I came to Washington to work for God, FDR, and the millions of forgotten, plain common workingmen.
Frances Perkins
She ended up being one of FDR’s longest-serving cabinet members, serving him for the entire 12-year duration of his White House term, even after others had left him behind.
During her time as the Secretary of Labor, she passed a series of reforms and agendas that would later become the backbone for America’s workers then, and in decades to come. They included the Fair Labor Standards Act, the Social Security Act, the Civilian Conservation Corps, as well as countless others.

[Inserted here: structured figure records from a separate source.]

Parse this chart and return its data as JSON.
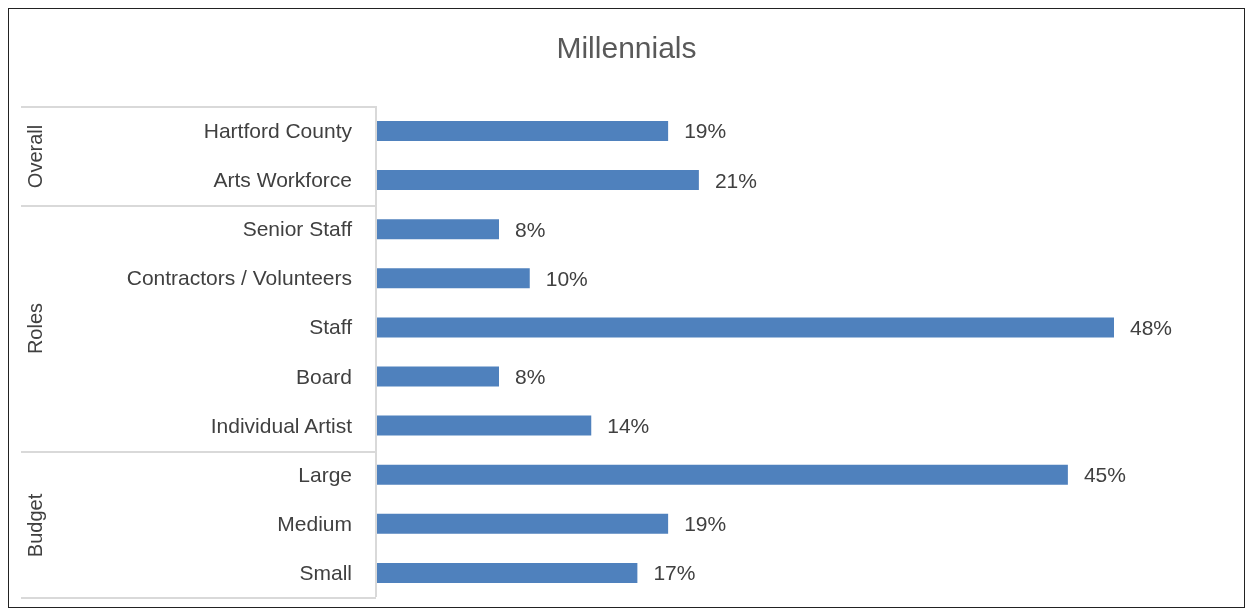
{
  "chart_data": {
    "type": "bar",
    "orientation": "horizontal",
    "title": "Millennials",
    "categories": [
      "Hartford County",
      "Arts Workforce",
      "Senior Staff",
      "Contractors / Volunteers",
      "Staff",
      "Board",
      "Individual Artist",
      "Large",
      "Medium",
      "Small"
    ],
    "values": [
      19,
      21,
      8,
      10,
      48,
      8,
      14,
      45,
      19,
      17
    ],
    "value_labels": [
      "19%",
      "21%",
      "8%",
      "10%",
      "48%",
      "8%",
      "14%",
      "45%",
      "19%",
      "17%"
    ],
    "color": "#4f81bd",
    "annotations": [
      "Overall",
      "Roles",
      "Budget"
    ],
    "grid": false,
    "legend": false
  }
}
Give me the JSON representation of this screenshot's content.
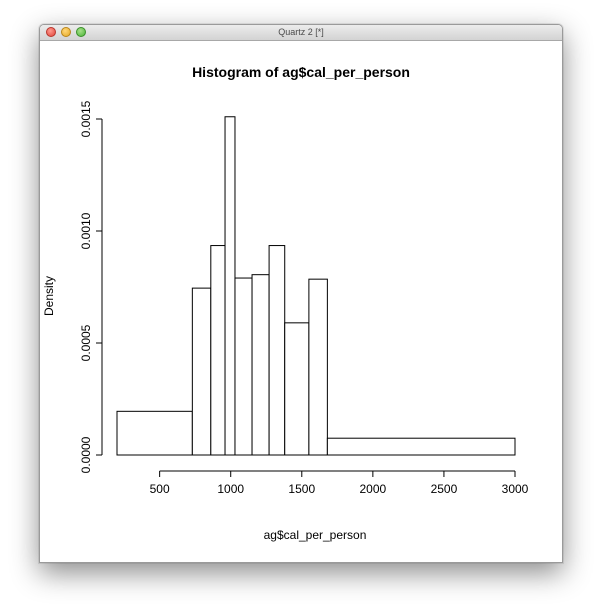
{
  "window": {
    "title": "Quartz 2 [*]"
  },
  "chart_data": {
    "type": "bar",
    "title": "Histogram of ag$cal_per_person",
    "xlabel": "ag$cal_per_person",
    "ylabel": "Density",
    "bins": [
      {
        "x0": 200,
        "x1": 730,
        "density": 0.000195
      },
      {
        "x0": 730,
        "x1": 860,
        "density": 0.000745
      },
      {
        "x0": 860,
        "x1": 960,
        "density": 0.000935
      },
      {
        "x0": 960,
        "x1": 1030,
        "density": 0.00151
      },
      {
        "x0": 1030,
        "x1": 1150,
        "density": 0.00079
      },
      {
        "x0": 1150,
        "x1": 1270,
        "density": 0.000805
      },
      {
        "x0": 1270,
        "x1": 1380,
        "density": 0.000935
      },
      {
        "x0": 1380,
        "x1": 1550,
        "density": 0.00059
      },
      {
        "x0": 1550,
        "x1": 1680,
        "density": 0.000785
      },
      {
        "x0": 1680,
        "x1": 3000,
        "density": 7.5e-05
      }
    ],
    "x_ticks": [
      500,
      1000,
      1500,
      2000,
      2500,
      3000
    ],
    "y_ticks": [
      0.0,
      0.0005,
      0.001,
      0.0015
    ],
    "x_tick_labels": [
      "500",
      "1000",
      "1500",
      "2000",
      "2500",
      "3000"
    ],
    "y_tick_labels": [
      "0.0000",
      "0.0005",
      "0.0010",
      "0.0015"
    ],
    "xlim": [
      200,
      3000
    ],
    "ylim": [
      0,
      0.0015
    ],
    "grid": false,
    "colors": {
      "fill": "#ffffff",
      "stroke": "#000000"
    }
  }
}
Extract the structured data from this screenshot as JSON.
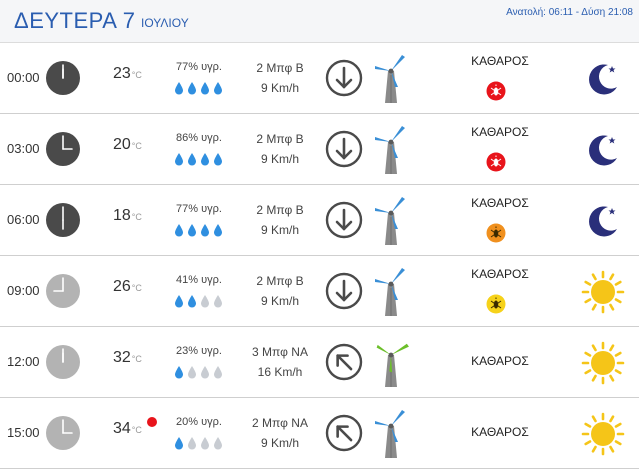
{
  "header": {
    "day": "ΔΕΥΤΕΡΑ 7",
    "month": "ΙΟΥΛΙΟΥ",
    "sun_times": "Ανατολή: 06:11 - Δύση 21:08"
  },
  "colors": {
    "accent": "#2a5db0",
    "night_clock": "#4a4a4a",
    "day_clock": "#b3b3b3",
    "drop_full": "#2f8fe0",
    "drop_empty": "#c8ccd2",
    "turbine_blade": "#3a8fd6",
    "turbine_blade_strong": "#6cbf2a",
    "moon": "#2a2f7a",
    "sun": "#f5c518"
  },
  "rows": [
    {
      "time": "00:00",
      "clock_icon": "night-clock-icon",
      "hour": 0,
      "temp": "23",
      "temp_unit": "°C",
      "alert_dot": false,
      "humidity": "77% υγρ.",
      "drops_filled": 4,
      "wind_force": "2 Μπφ Β",
      "wind_speed": "9 Km/h",
      "arrow_dir": "down",
      "blade_color": "blue",
      "sky": "ΚΑΘΑΡΟΣ",
      "badge": "red",
      "weather_icon": "moon-icon"
    },
    {
      "time": "03:00",
      "clock_icon": "night-clock-icon",
      "hour": 3,
      "temp": "20",
      "temp_unit": "°C",
      "alert_dot": false,
      "humidity": "86% υγρ.",
      "drops_filled": 4,
      "wind_force": "2 Μπφ Β",
      "wind_speed": "9 Km/h",
      "arrow_dir": "down",
      "blade_color": "blue",
      "sky": "ΚΑΘΑΡΟΣ",
      "badge": "red",
      "weather_icon": "moon-icon"
    },
    {
      "time": "06:00",
      "clock_icon": "night-clock-icon",
      "hour": 6,
      "temp": "18",
      "temp_unit": "°C",
      "alert_dot": false,
      "humidity": "77% υγρ.",
      "drops_filled": 4,
      "wind_force": "2 Μπφ Β",
      "wind_speed": "9 Km/h",
      "arrow_dir": "down",
      "blade_color": "blue",
      "sky": "ΚΑΘΑΡΟΣ",
      "badge": "orange",
      "weather_icon": "moon-icon"
    },
    {
      "time": "09:00",
      "clock_icon": "day-clock-icon",
      "hour": 9,
      "temp": "26",
      "temp_unit": "°C",
      "alert_dot": false,
      "humidity": "41% υγρ.",
      "drops_filled": 2,
      "wind_force": "2 Μπφ Β",
      "wind_speed": "9 Km/h",
      "arrow_dir": "down",
      "blade_color": "blue",
      "sky": "ΚΑΘΑΡΟΣ",
      "badge": "yellow",
      "weather_icon": "sun-icon"
    },
    {
      "time": "12:00",
      "clock_icon": "day-clock-icon",
      "hour": 12,
      "temp": "32",
      "temp_unit": "°C",
      "alert_dot": false,
      "humidity": "23% υγρ.",
      "drops_filled": 1,
      "wind_force": "3 Μπφ ΝΑ",
      "wind_speed": "16 Km/h",
      "arrow_dir": "up-left",
      "blade_color": "green",
      "sky": "ΚΑΘΑΡΟΣ",
      "badge": "",
      "weather_icon": "sun-icon"
    },
    {
      "time": "15:00",
      "clock_icon": "day-clock-icon",
      "hour": 15,
      "temp": "34",
      "temp_unit": "°C",
      "alert_dot": true,
      "humidity": "20% υγρ.",
      "drops_filled": 1,
      "wind_force": "2 Μπφ ΝΑ",
      "wind_speed": "9 Km/h",
      "arrow_dir": "up-left",
      "blade_color": "blue",
      "sky": "ΚΑΘΑΡΟΣ",
      "badge": "",
      "weather_icon": "sun-icon"
    }
  ]
}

Perkins had, in fact, done what most would deem impossible – attaining solid legislation and enactment for all but one of the conditions she had carefully handwritten out on a piece of paper for her meeting with FDR back in 1933, before accepting the Secretary of Labor position.
In her later years she would work on the United States Civil Service Commission for Truman in 1953, and teach at Cornell University’s new School of Industrial Relations.
She died in New York City on May 14, 1965, at 85 years-old, after suffering from a stroke.
Today, nearly 114 million Americans rely on the social security and unemployment reforms she initiated. It is clear that even after her passing, her legacy still lives on, and will continue to, in the decades to come.
Sources:
Berg, Gordon. “Frances Perkins and the Flowering of Economic and Social Policies.” Monthly Labor Review, vol. 112, no. 6, 1989, pp. 28–32. JSTOR, http://www.jstor.org/stable/41843308. Accessed 6 July 2020.
“Her Life, the Woman Behind the New Deal.” Frances Perkins Center. https://francesperkinscenter.org/life-new/
“The Roots of Social Security by Frances Perkins.” Social Security: Speeches & Articles. https://www.ssa.gov/history/perkins5.html
“Frances Perkins: The Unsung Creator of U.S. Social Security.” How Stuff Works: Historical Figures.https://history.howstuffworks.com/historical-figures/frances-perkins.
Downey, Kristin. “The Woman Behind the New Deal: The Life of Frances Perkins, FDR’s Secretary of Labor and His Moral Conscience.” Knopf Doubleday Publishing Group. March 3, 2009.